Nowhere in Canada has debate over keeping, and analyzing, race-based crime data been as angst-ridden as in Toronto — a city boasting of its multicultural identity with a motto declaring diversity its strength. Latest census figures show that blacks make up 8.1 per cent of the city’s population.16
That year, the Star’s landmark investigation won the Michener Award and the ire of the Toronto police, its union and municipal politicians.
The win came with high costs — the paper invested money and time in the investigation by a team of top Star reporters. It also risked its financial sustainability to tell the story. Supporters of the Toronto Police Service cancelled their subscriptions and companies withdrew their advertising. The financial hit came at a time when the Star had just been through two newspaper wars. Classified advertisements and readers were moving online.
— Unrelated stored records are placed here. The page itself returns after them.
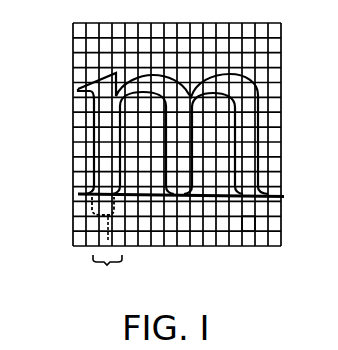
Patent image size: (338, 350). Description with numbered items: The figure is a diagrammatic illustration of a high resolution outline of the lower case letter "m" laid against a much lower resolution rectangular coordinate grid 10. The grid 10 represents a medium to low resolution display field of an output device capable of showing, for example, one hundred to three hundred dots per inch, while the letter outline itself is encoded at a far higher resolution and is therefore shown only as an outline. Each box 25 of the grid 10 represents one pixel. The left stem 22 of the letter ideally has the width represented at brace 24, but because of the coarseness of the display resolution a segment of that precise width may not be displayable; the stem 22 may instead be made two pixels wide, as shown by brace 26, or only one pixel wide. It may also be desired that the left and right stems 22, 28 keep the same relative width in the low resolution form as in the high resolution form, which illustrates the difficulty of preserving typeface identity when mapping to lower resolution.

The rectangular coordinate grid 10 is at (291, 68).
The left stem 22 is at (92, 135).
The brace 24 is at (88, 214).
The box 25 is at (258, 228).
The brace 26 is at (107, 273).
The right stem 28 is at (248, 152).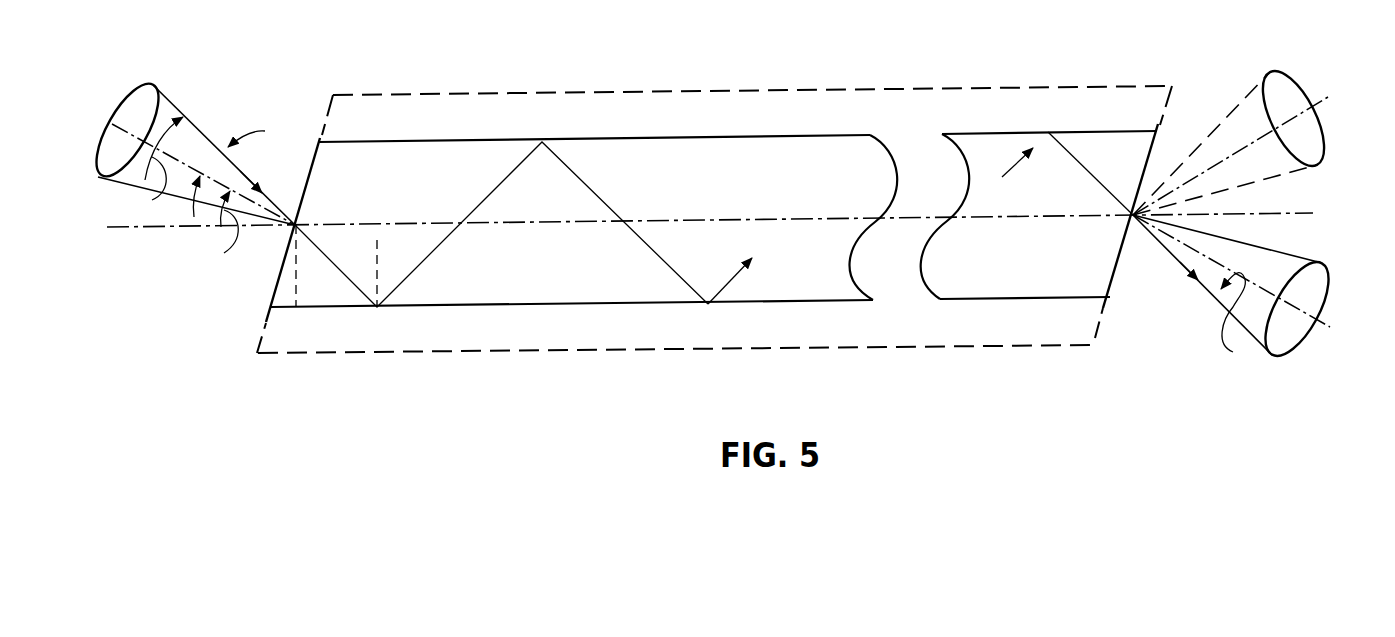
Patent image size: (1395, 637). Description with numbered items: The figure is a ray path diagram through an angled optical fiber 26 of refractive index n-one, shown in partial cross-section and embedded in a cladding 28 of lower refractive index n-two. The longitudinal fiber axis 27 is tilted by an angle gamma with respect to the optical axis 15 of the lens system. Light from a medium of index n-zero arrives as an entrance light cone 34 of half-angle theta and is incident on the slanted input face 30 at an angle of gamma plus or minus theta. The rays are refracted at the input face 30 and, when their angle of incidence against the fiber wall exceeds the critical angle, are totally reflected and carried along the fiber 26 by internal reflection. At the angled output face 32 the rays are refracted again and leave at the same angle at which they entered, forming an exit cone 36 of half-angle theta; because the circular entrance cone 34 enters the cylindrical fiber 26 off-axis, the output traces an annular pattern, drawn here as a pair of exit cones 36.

The optical axis 15 is at (118, 123).
The optical fiber 26 is at (868, 148).
The longitudinal axis 27 is at (140, 233).
The cladding 28 is at (358, 113).
The input face 30 is at (310, 155).
The output face 32 is at (1113, 287).
The entrance light cone 34 is at (142, 110).
The exit cone 36 is at (1313, 288).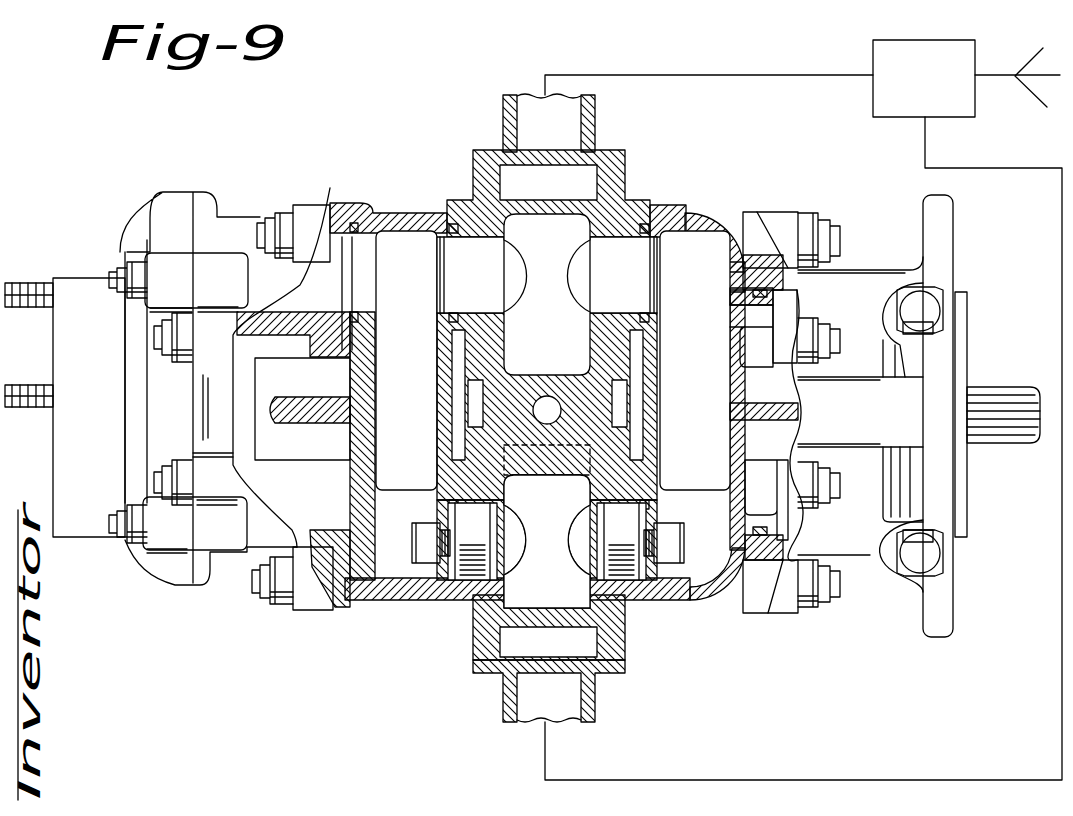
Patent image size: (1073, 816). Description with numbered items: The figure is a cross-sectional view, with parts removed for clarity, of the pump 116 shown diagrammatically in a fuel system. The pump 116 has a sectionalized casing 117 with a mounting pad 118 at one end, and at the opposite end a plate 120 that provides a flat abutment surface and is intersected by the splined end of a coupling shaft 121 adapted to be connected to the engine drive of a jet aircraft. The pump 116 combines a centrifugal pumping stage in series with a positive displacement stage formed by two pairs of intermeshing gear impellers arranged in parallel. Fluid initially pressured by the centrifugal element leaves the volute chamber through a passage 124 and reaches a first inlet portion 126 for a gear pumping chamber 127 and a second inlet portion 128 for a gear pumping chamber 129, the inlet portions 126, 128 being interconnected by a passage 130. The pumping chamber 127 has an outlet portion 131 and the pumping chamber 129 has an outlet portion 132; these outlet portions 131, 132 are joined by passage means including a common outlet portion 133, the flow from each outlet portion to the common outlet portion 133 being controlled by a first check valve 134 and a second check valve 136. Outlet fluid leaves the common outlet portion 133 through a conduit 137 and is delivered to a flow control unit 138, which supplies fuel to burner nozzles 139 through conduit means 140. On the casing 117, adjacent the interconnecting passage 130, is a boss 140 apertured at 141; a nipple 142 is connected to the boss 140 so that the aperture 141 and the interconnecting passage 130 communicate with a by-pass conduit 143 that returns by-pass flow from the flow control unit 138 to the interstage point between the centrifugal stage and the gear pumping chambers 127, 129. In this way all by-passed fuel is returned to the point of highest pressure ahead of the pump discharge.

The pump 116 is at (283, 196).
The sectionalized casing 117 is at (393, 205).
The mounting pad 118 is at (78, 278).
The plate 120 is at (940, 592).
The coupling shaft 121 is at (992, 398).
The passage 124 is at (324, 238).
The first inlet portion 126 is at (420, 235).
The gear pumping chamber 127 is at (400, 358).
The second inlet portion 128 is at (696, 238).
The gear pumping chamber 129 is at (688, 352).
The interconnecting passage 130 is at (626, 243).
The outlet portion 131 is at (400, 580).
The outlet portion 132 is at (697, 585).
The common outlet portion 133 is at (549, 598).
The first check valve 134 is at (485, 580).
The second check valve 136 is at (640, 590).
The conduit 137 is at (712, 780).
The flow control unit 138 is at (957, 117).
The burner nozzles 139 is at (1015, 75).
The boss 140 is at (618, 180).
The aperture 141 is at (565, 182).
The nipple 142 is at (503, 120).
The by-pass conduit 143 is at (700, 75).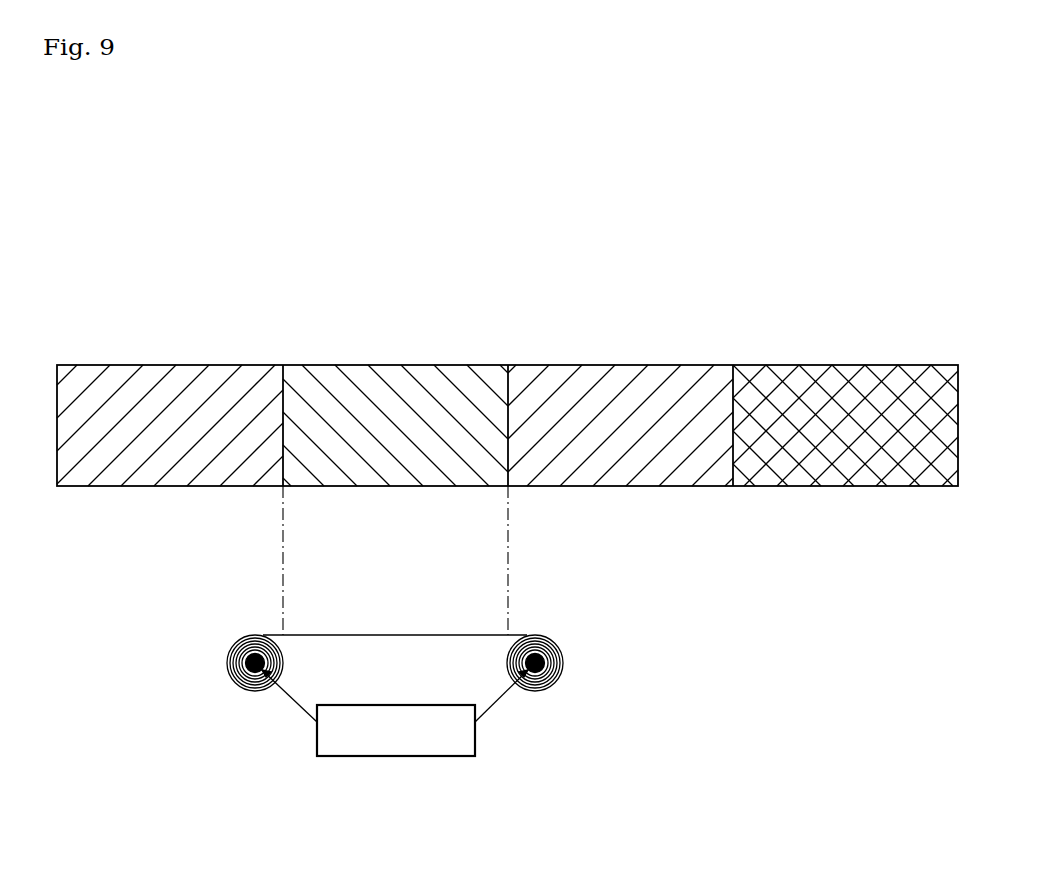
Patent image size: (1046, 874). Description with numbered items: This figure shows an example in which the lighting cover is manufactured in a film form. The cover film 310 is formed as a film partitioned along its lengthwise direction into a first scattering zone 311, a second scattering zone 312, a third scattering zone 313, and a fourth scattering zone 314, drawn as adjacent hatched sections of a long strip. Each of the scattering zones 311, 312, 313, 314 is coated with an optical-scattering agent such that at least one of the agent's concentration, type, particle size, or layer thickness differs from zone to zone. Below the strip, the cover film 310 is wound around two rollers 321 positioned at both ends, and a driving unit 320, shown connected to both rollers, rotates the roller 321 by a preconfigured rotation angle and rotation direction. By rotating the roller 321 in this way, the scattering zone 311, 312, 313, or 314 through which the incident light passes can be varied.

The cover film 310 is at (955, 274).
The first scattering zone 311 is at (230, 365).
The second scattering zone 312 is at (462, 365).
The third scattering zone 313 is at (686, 365).
The fourth scattering zone 314 is at (909, 365).
The driving unit 320 is at (397, 756).
The roller 321 is at (558, 640).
The paper was also slapped with a $7.2 billion libel lawsuit from the police union. The Star successfully fought the lawsuit to the Supreme Court of Canada and won. A loss would have sunk the paper. Its publisher and editor, John Honderich, said public interest was too great to back down. “We, in effect, broke the back of those who said racial profiling does not exist in this country. I thought after that, no police force or no one anywhere could ever say there is no such thing as racial profiling because here you had the entire database and we showed exactly, with every practical information, what went on. We had to fight the police. We had to fight the city establishment, but we did, and we won, and it was an unbelievable victory.”17
The story didn’t end with Star’s 2002 Michener Award or the Supreme Court ruling. For the next twenty years, Rankin and Star’s investigative team has continued to hold Toronto police services accountable. They continued to question racism in the police services including carding — the random stopping and documenting of racialized people. They looked at other institutions. “It’s not just a policing story. These differences are seen in all systems — school suspensions and child apprehensions and the patterns are almost identical to what we found in policing. So it’s systemic racism.” While racialized people are still being stopped; they’re no longer documented. In June 2022, speaking on behalf of the Toronto police services, acting chief James Ramer said he was sorry and apologized for systemic disparities towards members of the Black and other racialized communities. It was vindication for Rankin. In the intervening twenty years, he has seen incremental changes in police practices and more open discussions in Toronto about racism.
Rankin admits winning awards, especially the Michener, “always helps with you with your bosses. It buys you time and resources.”18 Time and resources keep the microscope on important issues and hold those in authority accountable. In its limited way, the Michener Awards provided incentives and validation for a struggling industry to aim high.
As it approached its fiftieth anniversary, the Michener Awards Foundation found that like the industry, it, too, had to face brutal economic realities and faced both internal and external challenges to how it operated.